It is possible to find out using mathematical methods whether a given integer is a prime number or not.
For 17, the answer is: yes, 17 is a prime number because it has only two distinct divisors: 1 and itself (17).
As a consequence, 17 is only a multiple of 1 and 17..
Since 17 is a prime number, 17 is also a deficient number, that is to say 17 is a natural integer that is strictly larger than the sum of its proper divisors, i.e., the divisors of 17 without 17 itself (that is 1, by definition!).
Parity of 17
17 is an odd number, because it is not evenly divisible by 2.
Is 17 a perfect square number?
A number is a perfect square (or a square number) if its square root is an integer; that is to say, it is the product of an integer with itself. Here, the square root of 17 is about 4.123.
Thus, the square root of 17 is not an integer, and therefore 17 is not a square number.
Anyway, 17 is a prime number, and a prime number cannot be a perfect square.

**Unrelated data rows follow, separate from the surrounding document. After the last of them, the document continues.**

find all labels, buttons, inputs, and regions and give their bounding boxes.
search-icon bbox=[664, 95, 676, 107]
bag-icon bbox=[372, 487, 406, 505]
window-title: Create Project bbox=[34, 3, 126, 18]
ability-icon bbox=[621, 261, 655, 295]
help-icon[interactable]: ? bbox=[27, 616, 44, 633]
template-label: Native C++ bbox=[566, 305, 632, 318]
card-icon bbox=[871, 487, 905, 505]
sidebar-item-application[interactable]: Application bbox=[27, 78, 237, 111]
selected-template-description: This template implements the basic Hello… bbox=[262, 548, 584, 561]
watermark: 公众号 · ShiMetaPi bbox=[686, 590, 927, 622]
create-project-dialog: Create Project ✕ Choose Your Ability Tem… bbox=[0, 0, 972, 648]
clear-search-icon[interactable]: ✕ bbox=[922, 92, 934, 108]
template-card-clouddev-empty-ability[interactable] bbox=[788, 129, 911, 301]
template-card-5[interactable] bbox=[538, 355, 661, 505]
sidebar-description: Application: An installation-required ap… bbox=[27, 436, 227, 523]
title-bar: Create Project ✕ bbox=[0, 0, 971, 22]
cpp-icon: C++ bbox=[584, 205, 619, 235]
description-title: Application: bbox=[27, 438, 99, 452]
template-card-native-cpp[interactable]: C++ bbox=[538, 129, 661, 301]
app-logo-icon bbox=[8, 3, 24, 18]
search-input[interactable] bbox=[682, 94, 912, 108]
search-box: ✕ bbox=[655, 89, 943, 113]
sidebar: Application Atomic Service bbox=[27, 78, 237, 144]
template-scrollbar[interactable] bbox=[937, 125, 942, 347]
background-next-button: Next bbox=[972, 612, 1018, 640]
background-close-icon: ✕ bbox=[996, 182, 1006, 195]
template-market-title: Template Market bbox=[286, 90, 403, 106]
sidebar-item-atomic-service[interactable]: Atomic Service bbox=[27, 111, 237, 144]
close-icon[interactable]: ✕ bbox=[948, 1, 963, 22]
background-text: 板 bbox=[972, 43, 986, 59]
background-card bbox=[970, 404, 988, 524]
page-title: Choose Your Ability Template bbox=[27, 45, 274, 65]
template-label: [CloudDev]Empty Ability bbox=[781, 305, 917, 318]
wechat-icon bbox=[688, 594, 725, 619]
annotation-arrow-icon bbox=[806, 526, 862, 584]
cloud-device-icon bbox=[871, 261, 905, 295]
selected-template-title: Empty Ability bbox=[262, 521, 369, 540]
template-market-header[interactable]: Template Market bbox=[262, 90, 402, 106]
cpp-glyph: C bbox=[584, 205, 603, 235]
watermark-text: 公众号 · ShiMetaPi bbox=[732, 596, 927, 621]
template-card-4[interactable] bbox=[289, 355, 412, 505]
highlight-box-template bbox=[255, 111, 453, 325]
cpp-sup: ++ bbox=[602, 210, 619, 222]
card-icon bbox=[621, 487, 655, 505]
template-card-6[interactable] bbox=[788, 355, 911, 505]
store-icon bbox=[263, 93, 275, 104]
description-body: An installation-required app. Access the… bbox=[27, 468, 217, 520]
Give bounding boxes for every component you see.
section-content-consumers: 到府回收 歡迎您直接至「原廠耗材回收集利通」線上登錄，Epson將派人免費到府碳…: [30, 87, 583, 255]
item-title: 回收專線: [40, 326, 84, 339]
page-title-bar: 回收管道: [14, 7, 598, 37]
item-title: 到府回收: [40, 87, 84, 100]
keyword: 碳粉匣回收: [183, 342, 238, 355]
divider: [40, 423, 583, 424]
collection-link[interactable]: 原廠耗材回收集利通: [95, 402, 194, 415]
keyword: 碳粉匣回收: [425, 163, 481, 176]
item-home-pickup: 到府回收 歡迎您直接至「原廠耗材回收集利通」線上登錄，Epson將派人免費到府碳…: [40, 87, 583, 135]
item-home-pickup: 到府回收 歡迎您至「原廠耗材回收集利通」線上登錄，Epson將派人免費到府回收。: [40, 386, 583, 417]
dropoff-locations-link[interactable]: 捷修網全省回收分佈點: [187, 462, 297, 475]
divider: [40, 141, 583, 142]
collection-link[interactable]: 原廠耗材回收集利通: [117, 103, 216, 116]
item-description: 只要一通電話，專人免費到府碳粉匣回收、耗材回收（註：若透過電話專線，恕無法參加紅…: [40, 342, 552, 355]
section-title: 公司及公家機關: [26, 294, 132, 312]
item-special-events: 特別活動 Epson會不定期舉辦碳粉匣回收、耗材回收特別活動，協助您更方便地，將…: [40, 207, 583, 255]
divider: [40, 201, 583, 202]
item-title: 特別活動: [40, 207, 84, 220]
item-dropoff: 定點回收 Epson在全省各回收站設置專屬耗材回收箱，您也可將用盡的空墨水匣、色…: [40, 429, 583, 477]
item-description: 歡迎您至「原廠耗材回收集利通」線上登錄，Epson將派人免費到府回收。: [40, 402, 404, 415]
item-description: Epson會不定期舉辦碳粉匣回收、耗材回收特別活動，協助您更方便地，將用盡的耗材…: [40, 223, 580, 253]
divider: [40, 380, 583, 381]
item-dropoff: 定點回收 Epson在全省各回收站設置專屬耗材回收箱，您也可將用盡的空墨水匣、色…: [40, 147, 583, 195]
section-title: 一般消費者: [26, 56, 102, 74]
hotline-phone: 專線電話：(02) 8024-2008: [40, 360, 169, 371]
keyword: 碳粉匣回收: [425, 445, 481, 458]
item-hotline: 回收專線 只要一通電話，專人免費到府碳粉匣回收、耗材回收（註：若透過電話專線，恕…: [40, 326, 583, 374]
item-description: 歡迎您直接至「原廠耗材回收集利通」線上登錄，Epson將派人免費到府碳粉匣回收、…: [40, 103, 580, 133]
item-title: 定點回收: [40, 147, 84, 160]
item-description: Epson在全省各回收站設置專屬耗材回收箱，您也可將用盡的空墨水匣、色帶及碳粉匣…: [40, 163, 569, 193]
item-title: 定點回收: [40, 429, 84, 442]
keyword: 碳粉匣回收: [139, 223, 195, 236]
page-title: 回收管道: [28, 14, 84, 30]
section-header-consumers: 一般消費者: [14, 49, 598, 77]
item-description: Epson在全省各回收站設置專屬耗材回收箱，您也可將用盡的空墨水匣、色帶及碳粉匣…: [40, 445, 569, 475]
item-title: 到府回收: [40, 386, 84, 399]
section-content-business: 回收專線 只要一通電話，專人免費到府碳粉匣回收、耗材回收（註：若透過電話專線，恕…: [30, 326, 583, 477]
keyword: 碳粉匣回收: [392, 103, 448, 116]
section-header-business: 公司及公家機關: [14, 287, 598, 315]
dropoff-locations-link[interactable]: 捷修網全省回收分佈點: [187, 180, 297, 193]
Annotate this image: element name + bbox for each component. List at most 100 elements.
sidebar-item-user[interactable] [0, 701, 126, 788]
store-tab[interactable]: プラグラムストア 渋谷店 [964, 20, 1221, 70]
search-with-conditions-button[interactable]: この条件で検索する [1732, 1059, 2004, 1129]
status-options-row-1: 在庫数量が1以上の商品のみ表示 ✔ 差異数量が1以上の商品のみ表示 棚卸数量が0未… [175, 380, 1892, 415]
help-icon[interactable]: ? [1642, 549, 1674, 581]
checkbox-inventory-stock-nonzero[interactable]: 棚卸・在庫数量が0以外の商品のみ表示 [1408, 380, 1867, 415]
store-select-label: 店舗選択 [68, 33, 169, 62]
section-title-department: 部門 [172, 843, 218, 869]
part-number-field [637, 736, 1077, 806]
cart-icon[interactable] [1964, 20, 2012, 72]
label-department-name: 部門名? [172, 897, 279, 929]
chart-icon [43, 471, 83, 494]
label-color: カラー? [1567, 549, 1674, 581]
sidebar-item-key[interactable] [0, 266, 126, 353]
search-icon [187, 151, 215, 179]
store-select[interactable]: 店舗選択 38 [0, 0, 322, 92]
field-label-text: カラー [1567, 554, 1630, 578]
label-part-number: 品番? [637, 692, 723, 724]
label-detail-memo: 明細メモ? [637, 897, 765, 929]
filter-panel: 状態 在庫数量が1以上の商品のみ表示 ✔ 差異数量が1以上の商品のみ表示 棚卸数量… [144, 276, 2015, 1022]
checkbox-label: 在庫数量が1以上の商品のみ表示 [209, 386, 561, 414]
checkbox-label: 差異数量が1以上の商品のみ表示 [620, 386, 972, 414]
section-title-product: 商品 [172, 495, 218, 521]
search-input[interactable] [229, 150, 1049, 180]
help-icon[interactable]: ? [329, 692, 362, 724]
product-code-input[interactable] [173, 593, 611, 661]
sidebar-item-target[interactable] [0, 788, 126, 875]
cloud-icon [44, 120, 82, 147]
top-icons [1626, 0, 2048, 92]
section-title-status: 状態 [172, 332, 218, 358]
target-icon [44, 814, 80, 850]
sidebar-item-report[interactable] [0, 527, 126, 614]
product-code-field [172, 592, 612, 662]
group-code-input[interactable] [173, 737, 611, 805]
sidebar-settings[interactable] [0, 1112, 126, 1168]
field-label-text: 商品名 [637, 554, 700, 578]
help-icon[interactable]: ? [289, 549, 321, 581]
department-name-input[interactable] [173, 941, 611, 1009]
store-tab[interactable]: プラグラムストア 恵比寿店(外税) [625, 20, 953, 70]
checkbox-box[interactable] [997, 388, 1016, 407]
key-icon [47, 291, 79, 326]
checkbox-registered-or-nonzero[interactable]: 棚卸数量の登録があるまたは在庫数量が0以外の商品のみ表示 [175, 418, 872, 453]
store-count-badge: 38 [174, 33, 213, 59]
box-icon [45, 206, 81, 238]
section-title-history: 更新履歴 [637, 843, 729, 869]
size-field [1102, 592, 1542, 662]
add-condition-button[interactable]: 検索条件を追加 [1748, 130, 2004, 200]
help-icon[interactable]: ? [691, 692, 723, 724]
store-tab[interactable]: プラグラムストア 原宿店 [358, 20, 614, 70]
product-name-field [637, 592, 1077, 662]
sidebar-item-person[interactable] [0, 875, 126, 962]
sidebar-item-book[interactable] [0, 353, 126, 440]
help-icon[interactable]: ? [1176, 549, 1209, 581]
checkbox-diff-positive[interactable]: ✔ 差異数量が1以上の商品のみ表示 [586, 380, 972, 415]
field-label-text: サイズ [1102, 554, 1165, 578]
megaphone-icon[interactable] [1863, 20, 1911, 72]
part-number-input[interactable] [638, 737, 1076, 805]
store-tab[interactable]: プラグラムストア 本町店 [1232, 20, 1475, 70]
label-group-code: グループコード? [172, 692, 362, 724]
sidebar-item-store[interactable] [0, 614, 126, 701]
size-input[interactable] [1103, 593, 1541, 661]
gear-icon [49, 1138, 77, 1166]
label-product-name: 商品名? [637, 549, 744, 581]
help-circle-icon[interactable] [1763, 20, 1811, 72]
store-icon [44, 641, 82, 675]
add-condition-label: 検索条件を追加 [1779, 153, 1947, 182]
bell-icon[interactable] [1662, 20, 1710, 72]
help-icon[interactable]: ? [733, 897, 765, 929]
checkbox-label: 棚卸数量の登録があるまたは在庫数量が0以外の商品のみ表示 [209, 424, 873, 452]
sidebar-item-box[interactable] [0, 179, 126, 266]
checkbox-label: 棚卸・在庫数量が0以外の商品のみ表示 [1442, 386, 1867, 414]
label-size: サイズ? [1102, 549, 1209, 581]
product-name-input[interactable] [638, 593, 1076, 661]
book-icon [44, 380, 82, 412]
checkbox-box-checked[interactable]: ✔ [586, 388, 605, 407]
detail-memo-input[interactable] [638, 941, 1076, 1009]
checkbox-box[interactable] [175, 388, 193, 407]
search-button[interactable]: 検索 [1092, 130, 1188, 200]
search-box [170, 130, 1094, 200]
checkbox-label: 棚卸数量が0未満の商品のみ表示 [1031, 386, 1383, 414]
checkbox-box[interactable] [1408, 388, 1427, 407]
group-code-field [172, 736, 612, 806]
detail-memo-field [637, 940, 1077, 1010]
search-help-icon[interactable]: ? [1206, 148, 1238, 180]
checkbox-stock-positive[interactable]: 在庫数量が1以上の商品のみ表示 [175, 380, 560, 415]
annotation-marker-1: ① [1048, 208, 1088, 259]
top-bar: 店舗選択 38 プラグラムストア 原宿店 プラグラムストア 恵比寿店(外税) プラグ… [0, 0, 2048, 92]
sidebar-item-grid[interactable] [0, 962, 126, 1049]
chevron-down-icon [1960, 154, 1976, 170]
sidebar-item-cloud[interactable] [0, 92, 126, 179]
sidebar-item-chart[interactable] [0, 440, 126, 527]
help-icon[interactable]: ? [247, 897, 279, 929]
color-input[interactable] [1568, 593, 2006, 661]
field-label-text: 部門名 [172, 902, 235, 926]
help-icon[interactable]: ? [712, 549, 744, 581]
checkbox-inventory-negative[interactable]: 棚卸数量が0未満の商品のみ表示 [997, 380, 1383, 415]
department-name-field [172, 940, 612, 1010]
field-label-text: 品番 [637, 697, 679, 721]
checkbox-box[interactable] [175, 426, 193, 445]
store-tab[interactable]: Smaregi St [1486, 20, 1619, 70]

What is the square number of 17?
The square of a number (here 17) is the result of the product of this number (17) by itself (i.e., 17 × 17); the square of 17 is sometimes called "raising 17 to the power 2", or "17 squared".
As a consequence, 17 is the square root of 289.
Number of digits of 17
17 is a number with 2 digits.
What are the multiples of 17?
The multiples of 17 are all integers evenly divisible by 17, that is all numbers such that the remainder of the division by 17 is zero. There are infinitely many multiples of 17. The smallest multiples of 17 are:
- 0: indeed, 0 is divisible by any natural number, and it is thus a multiple of 17 too, since 0 × 17 = 0
- 17: indeed, 17 is a multiple of itself, since 17 is evenly divisible by 17 (we have 17 / 17 = 1, so the remainder of this division is indeed zero)
- 34: indeed, 34 = 17 × 2
- 51: indeed, 51 = 17 × 3
- 68: indeed, 68 = 17 × 4
- 85: indeed, 85 = 17 × 5
How to determine whether an integer is a prime number?
To determine the primality of a number, several algorithms can be used. The most naive technique is to test all divisors strictly smaller to the number of which we want to determine the primality (here 17). First, we can eliminate all even numbers greater than 2 (and hence 4, 6, 8…). Then, we can stop this check when we reach the square root of the number of which we want to determine the primality (here the square root is about 4.123). Historically, the sieve of Eratosthenes (dating from the Greek mathematics) implements this technique in a relatively efficient manner.
More modern techniques include the sieve of Atkin, probabilistic algorithms, and the cyclotomic AKS test.